Having just returned from Afghanistan, a country she’s visited 22 times since 2010, Kelly said it’s difficult to pin down what the White House may be planning, because "The Trump administration is very erratic and unpredictable, but it does seem that the Trump administration is not terribly interested in matters of foreign policy."
She added, "Even a militarist who is convinced that war is the only answer to troubles might be given pause by the fact that the US in Afghanistan has not been able to oust or overcome or even significantly limit the Taliban. The Taliban has gained increasing power over the years while the United States has moved towards its 16th year being in a war in Afghanistan."
During his visit, Mattis said the US is "under no illusions about the challenges associated with this mission," and that "2017 is going to be another tough year for the valiant Afghan security forces and the international troops who have stood and continue to stand shoulder to shoulder with Afghanistan against terrorism."
Kelly remarked, "I don’t know if it’s true to say the US military stands shoulder to shoulder with the Afghan military, which comparatively is extremely underprotected."
She explained that one of the reasons why the extremists have been so successful is because they’re motivated by principle and religious zeal, while Afghan soldiers often join their country’s military as a means of survival.

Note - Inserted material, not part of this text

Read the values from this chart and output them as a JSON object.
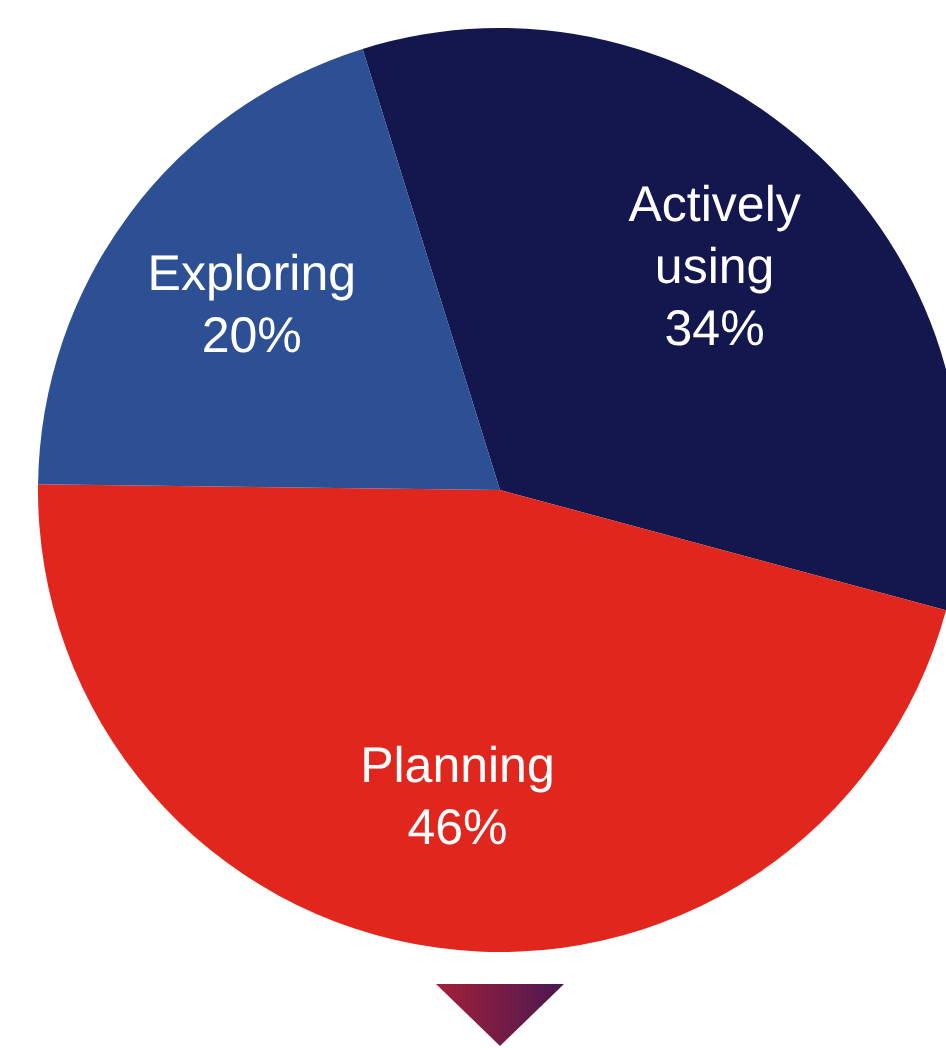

Kelly noted that there have also been issues of corruption in the Afghan military, with one New York Times article positing that 1.45 million firearms have gone missing in the 15 years the US has been in Afghanistan, suggesting that the US is unwittingly arming militants. There have also been incidents of wages to being paid to soldiers that don’t exist, with corrupt officials pocketing the money.

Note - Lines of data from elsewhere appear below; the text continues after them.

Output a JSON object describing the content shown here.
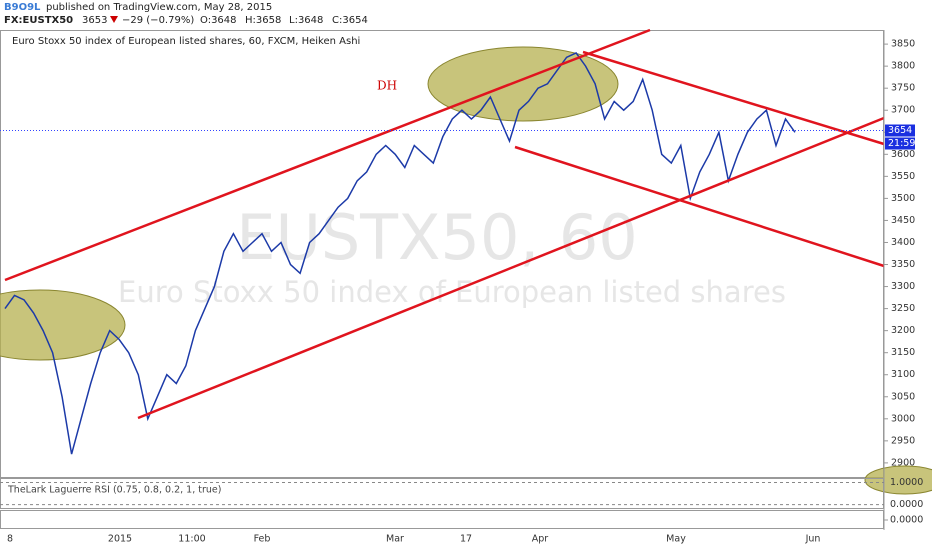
{
  "header": {
    "publisher": "B9O9L",
    "published": "published on TradingView.com, May 28, 2015",
    "symbol": "FX:EUSTX50",
    "last": "3653",
    "change": "−29 (−0.79%)",
    "ohlc": [
      "O:3648",
      "H:3658",
      "L:3648",
      "C:3654"
    ]
  },
  "chart_data": {
    "type": "line",
    "title": "Euro Stoxx 50 index of European listed shares, 60, FXCM, Heiken Ashi",
    "watermark": [
      "EUSTX50, 60",
      "Euro Stoxx 50 index of European listed shares"
    ],
    "annotation": "DH",
    "xtick_labels": [
      "8",
      "2015",
      "11:00",
      "Feb",
      "Mar",
      "17",
      "Apr",
      "May",
      "Jun"
    ],
    "values": [
      3250,
      3280,
      3270,
      3240,
      3200,
      3150,
      3050,
      2920,
      3000,
      3080,
      3150,
      3200,
      3180,
      3150,
      3100,
      3000,
      3050,
      3100,
      3080,
      3120,
      3200,
      3250,
      3300,
      3380,
      3420,
      3380,
      3400,
      3420,
      3380,
      3400,
      3350,
      3330,
      3400,
      3420,
      3450,
      3480,
      3500,
      3540,
      3560,
      3600,
      3620,
      3600,
      3570,
      3620,
      3600,
      3580,
      3640,
      3680,
      3700,
      3680,
      3700,
      3730,
      3680,
      3630,
      3700,
      3720,
      3750,
      3760,
      3790,
      3820,
      3830,
      3800,
      3760,
      3680,
      3720,
      3700,
      3720,
      3770,
      3700,
      3600,
      3580,
      3620,
      3500,
      3560,
      3600,
      3650,
      3540,
      3600,
      3650,
      3680,
      3700,
      3620,
      3680,
      3650
    ],
    "color": "#1c3aa8",
    "last_value": 3654,
    "countdown": "21:59",
    "ylim": [
      2868,
      3882
    ],
    "yticks": [
      2900,
      2950,
      3000,
      3050,
      3100,
      3150,
      3200,
      3250,
      3300,
      3350,
      3400,
      3450,
      3500,
      3550,
      3600,
      3650,
      3700,
      3750,
      3800,
      3850
    ]
  },
  "indicator": {
    "title": "TheLark Laguerre RSI (0.75, 0.8, 0.2, 1, true)",
    "ylim": [
      -0.15,
      1.2
    ],
    "yticks": [
      {
        "value": 1,
        "label": "1.0000"
      },
      {
        "value": 0,
        "label": "0.0000"
      }
    ]
  },
  "indicator2": {
    "yticks": [
      {
        "value": 0,
        "label": "0.0000"
      }
    ]
  }
}
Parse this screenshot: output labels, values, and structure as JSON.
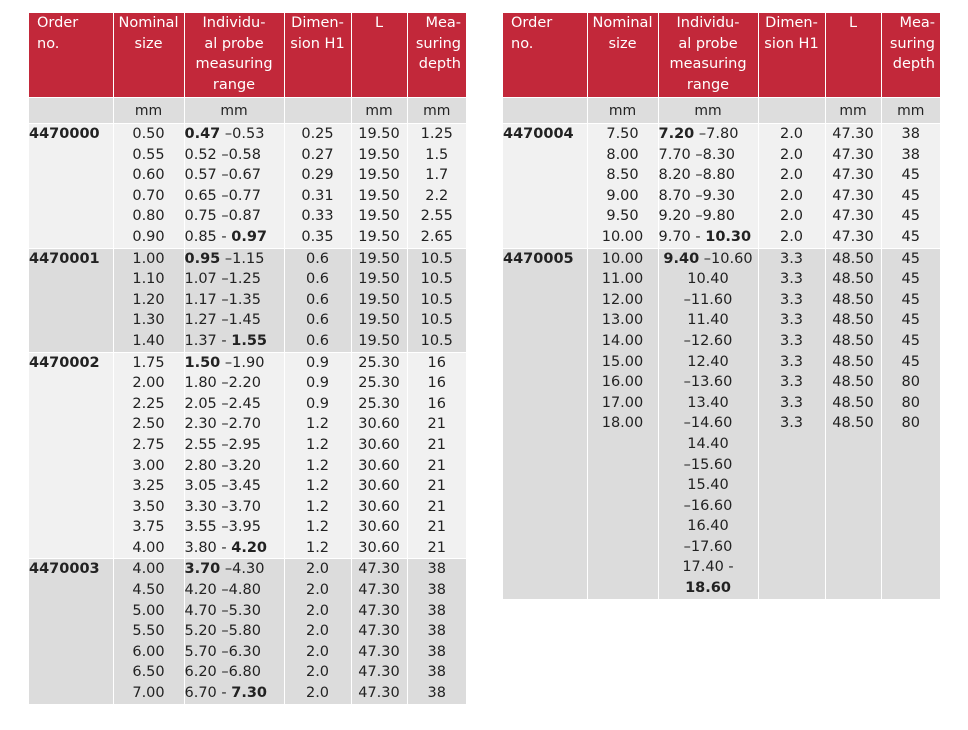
{
  "header": {
    "order": "Order no.",
    "nominal": "Nominal size",
    "range": "Individu-al probe measuring range",
    "dimension": "Dimen-sion H1",
    "length": "L",
    "depth": "Mea-suring depth"
  },
  "header_lines": {
    "order": [
      "Order",
      "no."
    ],
    "nominal": [
      "Nominal",
      "size"
    ],
    "range": [
      "Individu-",
      "al probe",
      "measuring",
      "range"
    ],
    "dimension": [
      "Dimen-",
      "sion H1"
    ],
    "length": [
      "L"
    ],
    "depth": [
      "Mea-",
      "suring",
      "depth"
    ]
  },
  "units": {
    "nominal": "mm",
    "range": "mm",
    "length": "mm",
    "depth": "mm"
  },
  "colors": {
    "header_bg": "#c2283a",
    "units_bg": "#dddddd",
    "row_light": "#f1f1f1",
    "row_dark": "#dcdcdc"
  },
  "left_table": [
    {
      "order": "4470000",
      "nominal": [
        "0.50",
        "0.55",
        "0.60",
        "0.70",
        "0.80",
        "0.90"
      ],
      "range_start": "0.47",
      "range_start_rest": " –0.53",
      "range_mid": [
        "0.52 –0.58",
        "0.57 –0.67",
        "0.65 –0.77",
        "0.75 –0.87"
      ],
      "range_end_pre": "0.85 - ",
      "range_end": "0.97",
      "dimension": [
        "0.25",
        "0.27",
        "0.29",
        "0.31",
        "0.33",
        "0.35"
      ],
      "length": [
        "19.50",
        "19.50",
        "19.50",
        "19.50",
        "19.50",
        "19.50"
      ],
      "depth": [
        "1.25",
        "1.5",
        "1.7",
        "2.2",
        "2.55",
        "2.65"
      ]
    },
    {
      "order": "4470001",
      "nominal": [
        "1.00",
        "1.10",
        "1.20",
        "1.30",
        "1.40"
      ],
      "range_start": "0.95",
      "range_start_rest": " –1.15",
      "range_mid": [
        "1.07 –1.25",
        "1.17 –1.35",
        "1.27 –1.45"
      ],
      "range_end_pre": "1.37 - ",
      "range_end": "1.55",
      "dimension": [
        "0.6",
        "0.6",
        "0.6",
        "0.6",
        "0.6"
      ],
      "length": [
        "19.50",
        "19.50",
        "19.50",
        "19.50",
        "19.50"
      ],
      "depth": [
        "10.5",
        "10.5",
        "10.5",
        "10.5",
        "10.5"
      ]
    },
    {
      "order": "4470002",
      "nominal": [
        "1.75",
        "2.00",
        "2.25",
        "2.50",
        "2.75",
        "3.00",
        "3.25",
        "3.50",
        "3.75",
        "4.00"
      ],
      "range_start": "1.50",
      "range_start_rest": " –1.90",
      "range_mid": [
        "1.80 –2.20",
        "2.05 –2.45",
        "2.30 –2.70",
        "2.55 –2.95",
        "2.80 –3.20",
        "3.05 –3.45",
        "3.30 –3.70",
        "3.55 –3.95"
      ],
      "range_end_pre": "3.80 - ",
      "range_end": "4.20",
      "dimension": [
        "0.9",
        "0.9",
        "0.9",
        "1.2",
        "1.2",
        "1.2",
        "1.2",
        "1.2",
        "1.2",
        "1.2"
      ],
      "length": [
        "25.30",
        "25.30",
        "25.30",
        "30.60",
        "30.60",
        "30.60",
        "30.60",
        "30.60",
        "30.60",
        "30.60"
      ],
      "depth": [
        "16",
        "16",
        "16",
        "21",
        "21",
        "21",
        "21",
        "21",
        "21",
        "21"
      ]
    },
    {
      "order": "4470003",
      "nominal": [
        "4.00",
        "4.50",
        "5.00",
        "5.50",
        "6.00",
        "6.50",
        "7.00"
      ],
      "range_start": "3.70",
      "range_start_rest": " –4.30",
      "range_mid": [
        "4.20 –4.80",
        "4.70 –5.30",
        "5.20 –5.80",
        "5.70 –6.30",
        "6.20 –6.80"
      ],
      "range_end_pre": "6.70 - ",
      "range_end": "7.30",
      "dimension": [
        "2.0",
        "2.0",
        "2.0",
        "2.0",
        "2.0",
        "2.0",
        "2.0"
      ],
      "length": [
        "47.30",
        "47.30",
        "47.30",
        "47.30",
        "47.30",
        "47.30",
        "47.30"
      ],
      "depth": [
        "38",
        "38",
        "38",
        "38",
        "38",
        "38",
        "38"
      ]
    }
  ],
  "right_table": [
    {
      "order": "4470004",
      "nominal": [
        "7.50",
        "8.00",
        "8.50",
        "9.00",
        "9.50",
        "10.00"
      ],
      "range_start": "7.20",
      "range_start_rest": " –7.80",
      "range_mid": [
        "7.70 –8.30",
        "8.20 –8.80",
        "8.70 –9.30",
        "9.20 –9.80"
      ],
      "range_end_pre": "9.70 - ",
      "range_end": "10.30",
      "dimension": [
        "2.0",
        "2.0",
        "2.0",
        "2.0",
        "2.0",
        "2.0"
      ],
      "length": [
        "47.30",
        "47.30",
        "47.30",
        "47.30",
        "47.30",
        "47.30"
      ],
      "depth": [
        "38",
        "38",
        "45",
        "45",
        "45",
        "45"
      ]
    },
    {
      "order": "4470005",
      "nominal": [
        "10.00",
        "11.00",
        "12.00",
        "13.00",
        "14.00",
        "15.00",
        "16.00",
        "17.00",
        "18.00"
      ],
      "range_start": "9.40",
      "range_start_rest": " –10.60",
      "range_mid": [
        "10.40",
        "–11.60",
        "11.40",
        "–12.60",
        "12.40",
        "–13.60",
        "13.40",
        "–14.60",
        "14.40",
        "–15.60",
        "15.40",
        "–16.60",
        "16.40",
        "–17.60"
      ],
      "range_end_pre": "17.40 -",
      "range_end": "18.60",
      "dimension": [
        "3.3",
        "3.3",
        "3.3",
        "3.3",
        "3.3",
        "3.3",
        "3.3",
        "3.3",
        "3.3"
      ],
      "length": [
        "48.50",
        "48.50",
        "48.50",
        "48.50",
        "48.50",
        "48.50",
        "48.50",
        "48.50",
        "48.50"
      ],
      "depth": [
        "45",
        "45",
        "45",
        "45",
        "45",
        "45",
        "80",
        "80",
        "80"
      ]
    }
  ]
}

Kelly said conditions are so dire that some Afghans sign up for the military just to receive a weapon so they could sell it.

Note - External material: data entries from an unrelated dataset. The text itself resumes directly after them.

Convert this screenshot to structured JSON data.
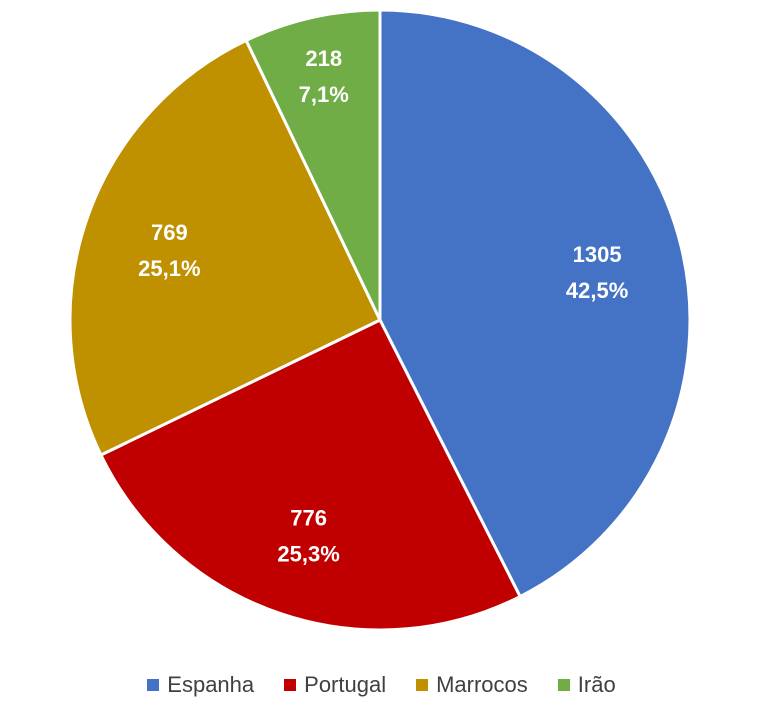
{
  "chart_data": {
    "type": "pie",
    "title": "",
    "legend": "bottom",
    "slices": [
      {
        "name": "Espanha",
        "value": 1305,
        "percent_label": "42,5%",
        "color": "#4472C4"
      },
      {
        "name": "Portugal",
        "value": 776,
        "percent_label": "25,3%",
        "color": "#C00000"
      },
      {
        "name": "Marrocos",
        "value": 769,
        "percent_label": "25,1%",
        "color": "#BF9000"
      },
      {
        "name": "Irão",
        "value": 218,
        "percent_label": "7,1%",
        "color": "#70AD47"
      }
    ]
  }
}
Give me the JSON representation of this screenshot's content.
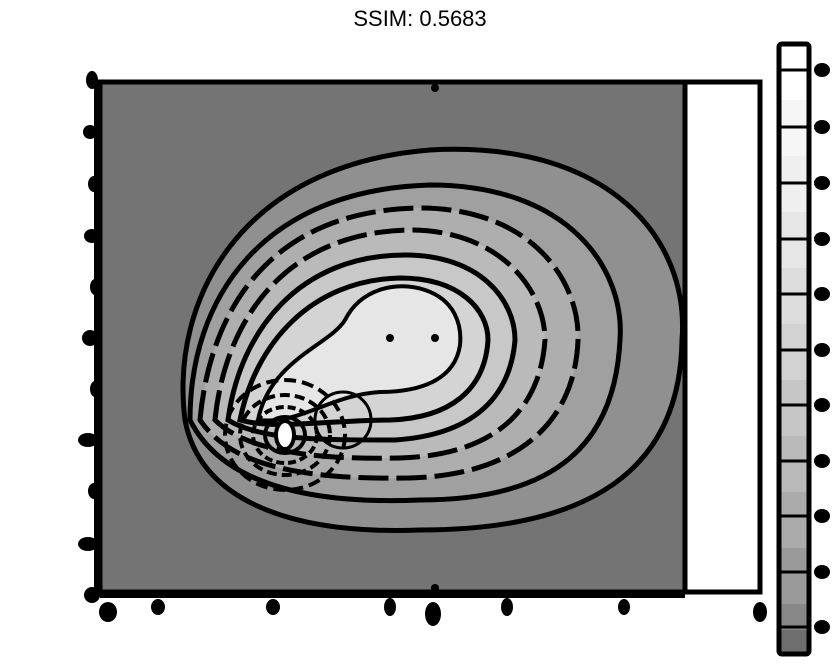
{
  "title": "SSIM: 0.5683"
}
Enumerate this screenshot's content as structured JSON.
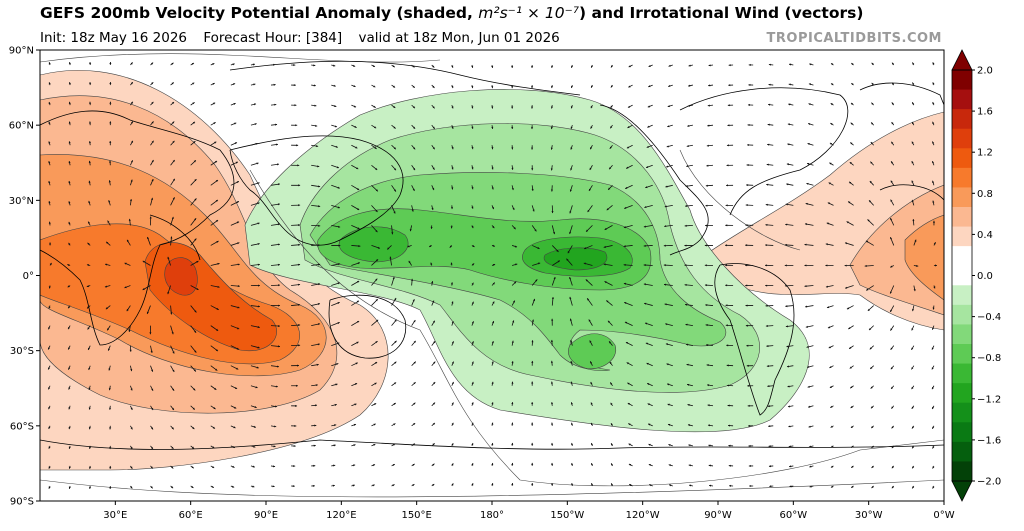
{
  "header": {
    "title_main": "GEFS 200mb Velocity Potential Anomaly (shaded,",
    "title_units": "m²s⁻¹ × 10⁻⁷",
    "title_tail": ") and Irrotational Wind (vectors)",
    "init": "Init: 18z May 16 2026",
    "forecast_hour": "Forecast Hour: [384]",
    "valid": "valid at 18z Mon, Jun 01 2026",
    "credit": "TROPICALTIDBITS.COM"
  },
  "map": {
    "lat_ticks": [
      {
        "lat": 90,
        "label": "90°N"
      },
      {
        "lat": 60,
        "label": "60°N"
      },
      {
        "lat": 30,
        "label": "30°N"
      },
      {
        "lat": 0,
        "label": "0°"
      },
      {
        "lat": -30,
        "label": "30°S"
      },
      {
        "lat": -60,
        "label": "60°S"
      },
      {
        "lat": -90,
        "label": "90°S"
      }
    ],
    "lon_ticks": [
      {
        "lon": 30,
        "label": "30°E"
      },
      {
        "lon": 60,
        "label": "60°E"
      },
      {
        "lon": 90,
        "label": "90°E"
      },
      {
        "lon": 120,
        "label": "120°E"
      },
      {
        "lon": 150,
        "label": "150°E"
      },
      {
        "lon": 180,
        "label": "180°"
      },
      {
        "lon": 210,
        "label": "150°W"
      },
      {
        "lon": 240,
        "label": "120°W"
      },
      {
        "lon": 270,
        "label": "90°W"
      },
      {
        "lon": 300,
        "label": "60°W"
      },
      {
        "lon": 330,
        "label": "30°W"
      },
      {
        "lon": 360,
        "label": "0°W"
      }
    ],
    "anomaly_centers": [
      {
        "lon": 55,
        "lat": 0,
        "value": 1.6,
        "kind": "positive"
      },
      {
        "lon": 340,
        "lat": 5,
        "value": 0.8,
        "kind": "positive"
      },
      {
        "lon": 135,
        "lat": 10,
        "value": -1.2,
        "kind": "negative"
      },
      {
        "lon": 210,
        "lat": 7,
        "value": -1.2,
        "kind": "negative"
      }
    ]
  },
  "colorbar": {
    "ticks": [
      "2.0",
      "1.6",
      "1.2",
      "0.8",
      "0.4",
      "0.0",
      "−0.4",
      "−0.8",
      "−1.2",
      "−1.6",
      "−2.0"
    ],
    "colors": [
      "#7f0000",
      "#a50f0f",
      "#c8280c",
      "#df3f0c",
      "#ee5a0f",
      "#f77a2c",
      "#f99a5a",
      "#fbb891",
      "#fdd6c0",
      "#ffffff",
      "#ffffff",
      "#c8f0c4",
      "#a6e5a0",
      "#82d97a",
      "#5ecb55",
      "#3ab834",
      "#22a51f",
      "#14901a",
      "#0a7a14",
      "#055f0e",
      "#034108"
    ]
  },
  "colors": {
    "positive": "#ee5a0f",
    "negative": "#22a51f",
    "land": "#000000"
  }
}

"It isn’t that Afghan people are untrustworthy, it’s that they’re desperate … There’s so much hunger, near starvation, there are so many people without any employment whatsoever because the country in these 16 years … has steadily declined in terms of the most basic evaluations of the quality of life."
Loud & Clear Host Brian Becker asked how the Afghan people feel after nearly 16 years of aggression from the US.
Kelly said that, while in Afghanistan, her hosts would ask her questions, like "'Do parents in your country really think that by sending their sons over to risk their lives in Afghanistan they’re going to affect terrorism?' because they know that the source of terror that Americans have been taught to fear certainly isn’t coming from Afghanistan. I think they know it’s foolhardy and futile for the US to prolong this war."